I will begin at the beginning of the debate. Monica Lennon rightly spoke about support for adoptive families. It is important to say that support is available. Last month, I met Adoption UK and have agreed that the Scottish Government will work in conjunction with it and other stakeholders to review the therapeutic support that is available and—crucially—to ensure that it is clearly signposted.
The Adoption and Children (Scotland) Act 2007, which I mentioned in my opening speech, requires local authorities that are asked to do so—by, for example, an adopted child or someone who has adopted a child—to carry out an assessment of need for adoption support services. Where the assessment identifies a need for support services, local authorities are under a duty to provide them. Following an assessment of need, the support that is available includes information, advice, guidance, signposting, counselling, opportunities for adoptive parents to interact, mediation of contact with the birth family, mediation services where an adoptive family is at risk of disruption—a number of members talked about that—financial support, basic life-story work and short-break care where no therapeutic input is provided. A number of support mechanisms can be accessed; the question is whether they are readily identifiable by adoptive families. I have agreed with Adoption UK that I will look at the issue in more detail.

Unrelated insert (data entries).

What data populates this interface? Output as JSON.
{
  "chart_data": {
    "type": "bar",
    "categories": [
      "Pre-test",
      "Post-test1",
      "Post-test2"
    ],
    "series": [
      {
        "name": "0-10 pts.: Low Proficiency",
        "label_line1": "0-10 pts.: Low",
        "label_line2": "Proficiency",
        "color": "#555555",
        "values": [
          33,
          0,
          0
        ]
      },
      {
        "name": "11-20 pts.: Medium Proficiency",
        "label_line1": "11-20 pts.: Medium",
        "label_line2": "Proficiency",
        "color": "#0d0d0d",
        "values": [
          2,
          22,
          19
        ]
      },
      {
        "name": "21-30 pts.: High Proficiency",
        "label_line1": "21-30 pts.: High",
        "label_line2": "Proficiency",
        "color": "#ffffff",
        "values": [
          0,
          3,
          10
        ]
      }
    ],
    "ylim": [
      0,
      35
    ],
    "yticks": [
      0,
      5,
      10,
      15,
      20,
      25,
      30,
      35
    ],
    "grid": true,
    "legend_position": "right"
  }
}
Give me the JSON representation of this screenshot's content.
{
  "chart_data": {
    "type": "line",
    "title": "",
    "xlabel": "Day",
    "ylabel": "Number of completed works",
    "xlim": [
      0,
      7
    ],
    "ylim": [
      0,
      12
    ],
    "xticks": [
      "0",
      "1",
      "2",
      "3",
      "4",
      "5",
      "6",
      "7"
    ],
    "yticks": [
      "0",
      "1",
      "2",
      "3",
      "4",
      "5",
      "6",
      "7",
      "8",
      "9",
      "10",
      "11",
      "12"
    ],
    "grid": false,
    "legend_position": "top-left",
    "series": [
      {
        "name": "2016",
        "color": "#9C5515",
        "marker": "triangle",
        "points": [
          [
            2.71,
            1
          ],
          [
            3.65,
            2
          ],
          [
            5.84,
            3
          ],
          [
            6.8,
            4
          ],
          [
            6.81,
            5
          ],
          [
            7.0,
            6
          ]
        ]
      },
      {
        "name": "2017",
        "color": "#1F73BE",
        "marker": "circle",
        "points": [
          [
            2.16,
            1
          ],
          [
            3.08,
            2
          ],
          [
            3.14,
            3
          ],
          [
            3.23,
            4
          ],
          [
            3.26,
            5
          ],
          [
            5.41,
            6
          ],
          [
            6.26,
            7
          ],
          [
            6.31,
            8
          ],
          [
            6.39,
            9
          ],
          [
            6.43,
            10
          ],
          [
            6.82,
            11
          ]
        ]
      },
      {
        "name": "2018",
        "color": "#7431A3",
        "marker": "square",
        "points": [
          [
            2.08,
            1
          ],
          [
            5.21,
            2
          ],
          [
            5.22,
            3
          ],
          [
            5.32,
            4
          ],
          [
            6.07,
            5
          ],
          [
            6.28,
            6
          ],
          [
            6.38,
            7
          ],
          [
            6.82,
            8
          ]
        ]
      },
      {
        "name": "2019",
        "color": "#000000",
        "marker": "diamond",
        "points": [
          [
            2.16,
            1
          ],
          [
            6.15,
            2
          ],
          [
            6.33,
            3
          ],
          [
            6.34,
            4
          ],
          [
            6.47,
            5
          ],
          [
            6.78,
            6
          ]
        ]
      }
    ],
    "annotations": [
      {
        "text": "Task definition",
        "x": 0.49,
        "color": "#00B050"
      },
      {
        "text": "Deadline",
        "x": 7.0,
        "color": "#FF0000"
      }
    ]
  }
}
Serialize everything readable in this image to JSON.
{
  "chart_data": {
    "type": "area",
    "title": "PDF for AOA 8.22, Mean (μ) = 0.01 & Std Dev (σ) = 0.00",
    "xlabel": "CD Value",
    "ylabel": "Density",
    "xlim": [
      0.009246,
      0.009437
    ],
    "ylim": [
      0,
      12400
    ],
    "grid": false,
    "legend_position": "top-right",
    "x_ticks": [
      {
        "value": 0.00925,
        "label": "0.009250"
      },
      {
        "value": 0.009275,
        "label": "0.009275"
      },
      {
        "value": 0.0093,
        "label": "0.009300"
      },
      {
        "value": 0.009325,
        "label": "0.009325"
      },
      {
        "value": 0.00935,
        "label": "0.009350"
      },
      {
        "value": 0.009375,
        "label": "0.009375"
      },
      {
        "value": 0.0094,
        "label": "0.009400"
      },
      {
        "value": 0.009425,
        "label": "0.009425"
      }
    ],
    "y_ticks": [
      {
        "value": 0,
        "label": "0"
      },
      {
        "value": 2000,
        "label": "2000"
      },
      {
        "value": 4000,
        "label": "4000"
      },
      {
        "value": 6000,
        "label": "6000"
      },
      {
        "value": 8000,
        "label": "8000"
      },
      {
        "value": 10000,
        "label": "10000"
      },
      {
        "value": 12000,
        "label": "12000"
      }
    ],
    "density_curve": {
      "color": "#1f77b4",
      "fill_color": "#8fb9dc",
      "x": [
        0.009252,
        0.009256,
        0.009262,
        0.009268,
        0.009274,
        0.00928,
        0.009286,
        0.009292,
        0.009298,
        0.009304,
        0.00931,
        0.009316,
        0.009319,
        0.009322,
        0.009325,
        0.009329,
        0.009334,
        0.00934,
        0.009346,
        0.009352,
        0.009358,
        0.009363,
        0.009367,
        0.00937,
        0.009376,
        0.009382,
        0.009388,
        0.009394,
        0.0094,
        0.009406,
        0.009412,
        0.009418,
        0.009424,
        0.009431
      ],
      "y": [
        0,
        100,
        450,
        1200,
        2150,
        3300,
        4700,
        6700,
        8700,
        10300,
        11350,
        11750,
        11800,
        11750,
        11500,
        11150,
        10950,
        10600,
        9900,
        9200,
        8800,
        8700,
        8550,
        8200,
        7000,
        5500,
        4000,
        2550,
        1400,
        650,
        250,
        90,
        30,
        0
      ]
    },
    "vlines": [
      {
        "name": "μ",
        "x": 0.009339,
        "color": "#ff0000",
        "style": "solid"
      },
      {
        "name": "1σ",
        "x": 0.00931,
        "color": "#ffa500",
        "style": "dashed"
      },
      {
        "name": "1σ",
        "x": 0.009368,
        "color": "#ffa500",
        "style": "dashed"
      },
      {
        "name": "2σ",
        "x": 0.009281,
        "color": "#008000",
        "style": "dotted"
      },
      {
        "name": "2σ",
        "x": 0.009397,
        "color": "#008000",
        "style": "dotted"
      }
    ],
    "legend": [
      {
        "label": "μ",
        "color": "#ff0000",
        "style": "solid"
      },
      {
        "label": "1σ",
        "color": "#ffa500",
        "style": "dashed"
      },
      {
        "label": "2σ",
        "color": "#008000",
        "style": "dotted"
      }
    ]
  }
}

Members talked about the disparity between the number of children who are seeking adoption and the number of prospective adopters. As of today, there are 140 children on the adoption register and 132 prospective adopters—there is a disparity, but it is perhaps not the gulf that was suggested by some members’ remarks. However, we want to do more to encourage people to come forward as prospective adopters.
Jenny Gilruth made important points about the health and wellbeing aspects of the curriculum for excellence and about the need to dispel the myth whereby adoption is seen as being about babies, when in fact it is sometimes young or older children who need to be adopted.
Liz Smith talked about the timescale for adoption, as highlighted in the 2011 SCRA report. A guiding principle behind the permanence and care excellence programme is to reduce unacceptable delays in achieving permanence.
I am not persuaded that we need an adoption tsar. A lot of good work is being done out there to promote adoption.